Bernard, tout en m’entretenant de sa chère Caroline, me questionna sur l’opinion que j’avais conçue de sa chère Félicie. Je ne savais d’abord comment lui répondre. Je craignais de dire trop ou trop peu. Je m’en tirai en lui demandant à mon tour pourquoi il m’avait si peu parlé d’elle.
– Est-il possible, lui dis-je, que vous ne l’aimiez pas autant qu’elle vous aime ?
– Je serais, répondit-il, un étrange animal si je n’adorais pas ma sœur. Mais vous étiez si préoccupé de certaines idées, que vous ne m’auriez pas seulement écouté si je vous eusse fait son éloge. Et puis, dans la situation où nous étions et où nous sommes malheureusement encore, ma sœur et moi, il ne convenait guère que j’eusse l’air de vous la proposer.
– Et comment eussiez-vous pu avoir l’air de me faire un pareil honneur ?
– Ah ! c’est qu’il y a une circonstance singulière dont j’ai été bien des fois sur le point de vous parler, et que vous avez certainement déjà remarquée : la ressemblance étonnante de Félicie avec la néréide de Jean Goujon, dont vous étiez épris au point de prêter ses traits à votre fantôme.
– Je ne me trompais donc pas ! m’écriai-je, mademoiselle d’Aillane ressemble, en beau, à cette statue ?
– En beau !... merci pour elle ! Mais vous voyez, cette ressemblance vous impressionne ; voilà pourquoi je me suis abstenu de vous la signaler d’avance.
– Je comprends que vous ayez craint de me suggérer des prétentions... que je ne puis avoir !
– J’ai craint de vous rendre amoureux d’une jeune personne qui ne pouvait prétendre à vous ; voilà, mon cher ami, tout ce que j’ai craint. Tant que la situation de fortune de madame d’Ionis ne sera pas connue, nous devons nous considérer comme dans la misère. Votre père et le mien craignent que son mari n’ait tout mangé, et qu’en la nommant sa légataire universelle, il ne lui ait fait qu’une mauvaise plaisanterie. Dans ce cas, jamais nous n’accepterons la petite fortune qu’elle veut nous céder et à laquelle nos droits sont contestables, comme vous le savez de reste. Je ne l’en épouserai pas moins, puisque nous nous aimons, mais sans consentir à ce qu’elle me reconnaisse, par contrat, le moindre avoir. Alors, ma sœur, sans aucune espèce de dot, – car ma femme ne serait pas assez riche pour lui en faire une, et Félicie ne souffrira jamais qu’elle se gêne pour elle, – est résolue à se faire religieuse.
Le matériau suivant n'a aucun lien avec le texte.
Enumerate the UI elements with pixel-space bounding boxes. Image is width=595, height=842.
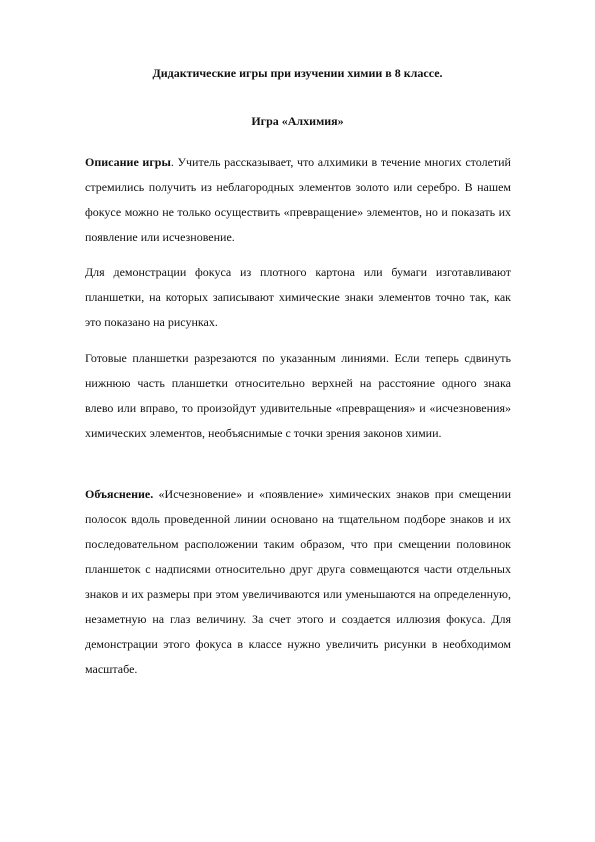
explanation-lead: Объяснение. (85, 487, 154, 501)
preparation-text: Для демонстрации фокуса из плотного картона или бумаги изготавливают планшетки, на которых записывают химические знаки элементов точно так, как это показано на рисунках. (85, 265, 511, 329)
procedure-paragraph (85, 346, 511, 446)
procedure-text: Готовые планшетки разрезаются по указанным линиями. Если теперь сдвинуть нижнюю часть планшетки относительно верхней на расстояние одного знака влево или вправо, то произойдут удивительные «превращения» и «исчезновения» химических элементов, необъяснимые с точки зрения законов химии. (85, 351, 511, 440)
explanation-paragraph (85, 482, 511, 682)
explanation-text: «Исчезновение» и «появление» химических знаков при смещении полосок вдоль проведенной линии основано на тщательном подборе знаков и их последовательном расположении таким образом, что при смещении половинок планшеток с надписями относительно друг друга совмещаются части отдельных знаков и их размеры при этом увеличиваются или уменьшаются на определенную, незаметную на глаз величину. За счет этого и создается иллюзия фокуса. Для демонстрации этого фокуса в классе нужно увеличить рисунки в необходимом масштабе. (85, 487, 511, 676)
preparation-paragraph (85, 260, 511, 335)
game-title: Игра «Алхимия» (251, 114, 344, 128)
description-paragraph (85, 150, 511, 250)
description-lead: Описание игры (85, 155, 171, 169)
document-title: Дидактические игры при изучении химии в 8 классе. (152, 66, 443, 80)
description-text: . Учитель рассказывает, что алхимики в течение многих столетий стремились получить из неблагородных элементов золото или серебро. В нашем фокусе можно не только осуществить «превращение» элементов, но и показать их появление или исчезновение. (85, 155, 511, 244)
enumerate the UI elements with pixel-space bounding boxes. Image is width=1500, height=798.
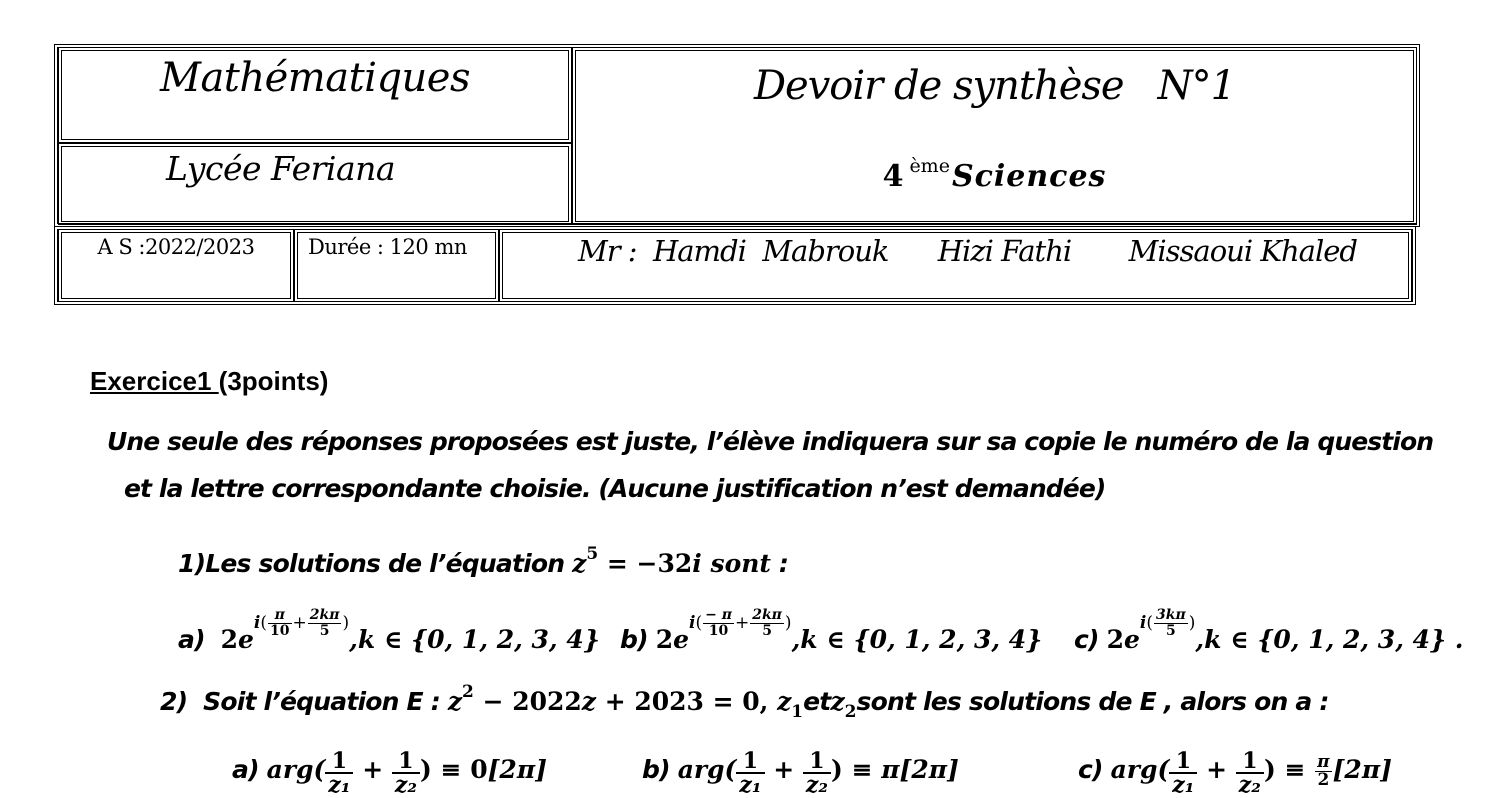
- question-suffix: :: [770, 549, 789, 578]
- denominator: 2: [1317, 770, 1330, 790]
- exp-i: i: [253, 613, 261, 633]
- modulo: [2π]: [487, 755, 547, 784]
- denominator: 10: [270, 623, 290, 639]
- denominator: z₁: [1172, 772, 1195, 798]
- denominator: z₁: [328, 772, 351, 798]
- instructions-line-2: et la lettre correspondante choisie. (Aucune justification n’est demandée): [124, 474, 1106, 503]
- fraction: [1236, 750, 1264, 796]
- numerator: 1: [736, 750, 764, 774]
- exercise-name: Exercice1: [90, 366, 219, 396]
- denominator: z₂: [1238, 772, 1261, 798]
- fraction: [268, 608, 291, 639]
- level-number: 4: [882, 159, 904, 194]
- option-label: c): [1074, 625, 1099, 654]
- option-label: b): [642, 755, 670, 784]
- question-2-option-a: [232, 750, 547, 796]
- fraction: [1169, 750, 1197, 796]
- exam-number: N°1: [1157, 63, 1236, 109]
- question-2: [160, 682, 1329, 722]
- question-1: [178, 544, 788, 578]
- teachers: Mr : Hamdi Mabrouk Hizi Fathi Missaoui Khaled: [578, 234, 1357, 268]
- denominator: 5: [762, 623, 772, 639]
- numerator: 2kπ: [752, 607, 782, 623]
- value: 0: [470, 755, 488, 784]
- option-label: a): [232, 755, 259, 784]
- level-name: Sciences: [951, 159, 1107, 194]
- denominator: z₁: [739, 772, 762, 798]
- modulo: [2π]: [899, 755, 959, 784]
- numerator: π: [1317, 752, 1330, 772]
- class-level: [576, 155, 1413, 194]
- exp-base: e: [673, 625, 689, 654]
- exercise-title: [90, 366, 328, 397]
- z2: z: [830, 687, 845, 716]
- arg-function: arg(: [677, 755, 737, 784]
- plus: +: [734, 613, 750, 633]
- option-label: c): [1078, 755, 1103, 784]
- coefficient: 2: [655, 625, 674, 654]
- equation-rest: = −32: [598, 549, 693, 578]
- question-2-option-b: [642, 750, 959, 796]
- numerator: 3kπ: [1156, 607, 1186, 623]
- coefficient: 2: [1106, 625, 1125, 654]
- title-cell: [572, 47, 1417, 225]
- z1: z: [777, 687, 792, 716]
- exam-title: [576, 63, 1413, 109]
- exam-title-text: Devoir de synthèse: [753, 63, 1124, 109]
- conjunction: et: [803, 687, 831, 716]
- coefficient: 2: [220, 625, 239, 654]
- denominator: 5: [1166, 623, 1176, 639]
- close-paren: ): [1263, 755, 1276, 784]
- school-cell: [58, 143, 572, 225]
- plus: +: [764, 755, 803, 784]
- plus: +: [1197, 755, 1236, 784]
- denominator: 10: [708, 623, 729, 639]
- fraction: [1154, 608, 1188, 639]
- equation-exponent: 5: [586, 544, 599, 564]
- exponent: i( $\frac{3k\pi}{5}$ ): [1139, 607, 1196, 639]
- numerator: 1: [803, 750, 831, 774]
- equation-var: z: [581, 687, 596, 716]
- question-text: Soit l’équation E :: [203, 687, 448, 716]
- plus: +: [353, 755, 392, 784]
- close-paren: ): [831, 755, 843, 784]
- k-set: ,k ∈ {0, 1, 2, 3, 4}: [791, 625, 1043, 654]
- duration: Durée : 120 mn: [308, 235, 467, 259]
- modulo: [2π]: [1332, 755, 1392, 784]
- close-paren: ): [419, 755, 432, 784]
- denominator: 5: [319, 623, 330, 639]
- fraction: [803, 750, 831, 796]
- equiv: ≡: [842, 755, 882, 784]
- equation-part: + 2023 = 0,: [596, 687, 778, 716]
- numerator: π: [268, 608, 291, 624]
- plus: +: [292, 613, 307, 633]
- k-set: ,k ∈ {0, 1, 2, 3, 4} .: [1195, 625, 1464, 654]
- exp-i: i: [1139, 613, 1147, 633]
- exp-base: e: [1124, 625, 1140, 654]
- equation-exponent: 2: [462, 682, 474, 702]
- school-name: Lycée Feriana: [166, 149, 396, 188]
- fraction: [736, 750, 764, 796]
- question-suffix: sont les solutions de E , alors on a :: [856, 687, 1329, 716]
- exercise-points: (3points): [218, 366, 329, 396]
- arg-function: arg(: [266, 755, 326, 784]
- numerator: 1: [392, 750, 420, 774]
- exponent: i( $\frac{- \pi}{10}$ + $\frac{2k\pi}{5}$ ): [689, 607, 792, 639]
- equation-i: i sont: [692, 549, 771, 578]
- numerator: 1: [1236, 750, 1264, 774]
- question-number: 1): [178, 549, 206, 578]
- denominator: z₂: [805, 772, 829, 798]
- teachers-cell: [499, 229, 1412, 302]
- fraction: [703, 608, 734, 639]
- question-2-option-c: [1078, 750, 1392, 796]
- fraction: [392, 750, 420, 796]
- value: π: [881, 755, 900, 784]
- subject-cell: [58, 47, 572, 143]
- question-1-option-b: [620, 608, 1042, 654]
- question-number: 2): [160, 687, 188, 716]
- value-fraction: [1315, 754, 1331, 789]
- question-text: Les solutions de l’équation: [205, 549, 573, 578]
- fraction: [325, 750, 353, 796]
- exp-base: e: [238, 625, 254, 654]
- k-set: ,k ∈ {0, 1, 2, 3, 4}: [349, 625, 600, 654]
- equation-var: z: [447, 687, 463, 716]
- school-year: A S :2022/2023: [97, 235, 255, 259]
- option-label: a): [178, 625, 205, 654]
- fraction: [308, 608, 342, 639]
- fraction: [750, 608, 784, 639]
- duration-cell: [294, 229, 499, 302]
- z1-subscript: 1: [791, 702, 804, 722]
- question-1-option-a: [178, 608, 600, 654]
- numerator: 1: [1169, 750, 1197, 774]
- numerator: 2kπ: [309, 607, 340, 623]
- subject-label: Mathématiques: [159, 55, 471, 101]
- arg-function: arg(: [1110, 755, 1170, 784]
- z2-subscript: 2: [844, 702, 857, 722]
- school-year-cell: [58, 229, 294, 302]
- equation-part: − 2022: [473, 687, 582, 716]
- option-label: b): [620, 625, 648, 654]
- instructions-line-1: Une seule des réponses proposées est juste, l’élève indiquera sur sa copie le numéro de la question: [107, 427, 1434, 456]
- level-superscript: ème: [909, 155, 950, 177]
- denominator: z₂: [394, 772, 417, 798]
- exponent: i( $\frac{\pi}{10}$ + $\frac{2k\pi}{5}$ ): [253, 607, 350, 639]
- exp-i: i: [689, 613, 696, 633]
- question-1-option-c: [1074, 608, 1463, 654]
- equation-var: z: [572, 549, 587, 578]
- equiv: ≡: [431, 755, 471, 784]
- equiv: ≡: [1275, 755, 1315, 784]
- numerator: 1: [325, 750, 353, 774]
- numerator: − π: [705, 607, 732, 623]
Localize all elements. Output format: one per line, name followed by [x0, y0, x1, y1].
– Religieuse, elle ? Jamais ! Bernard, vous ne devez jamais consentir à un pareil sacrifice !
– Pourquoi donc, mon cher ami ? dit-il avec un sentiment de tristesse et de fierté que je compris. Ma sœur a été élevée dans cette idée-là, et même elle a toujours montré le goût de la retraite.
– Vous n’y songez pas ! Il est impossible qu’une personne aussi accomplie ne daigne pas consentir à faire le bonheur d’un honnête homme ; il est encore plus impossible qu’un honnête homme ne se rencontre pas pour implorer d’elle ce bonheur !
– Je ne dis pas qu’il n’en sera peut-être pas ainsi ! C’est une question que l’avenir résoudra, d’autant plus que, si madame d’Ionis reste un peu riche, je ne me ferai pas de scrupule de lui laisser doter ma sœur dans une limite modeste, mais suffisant à la modestie de ses goûts.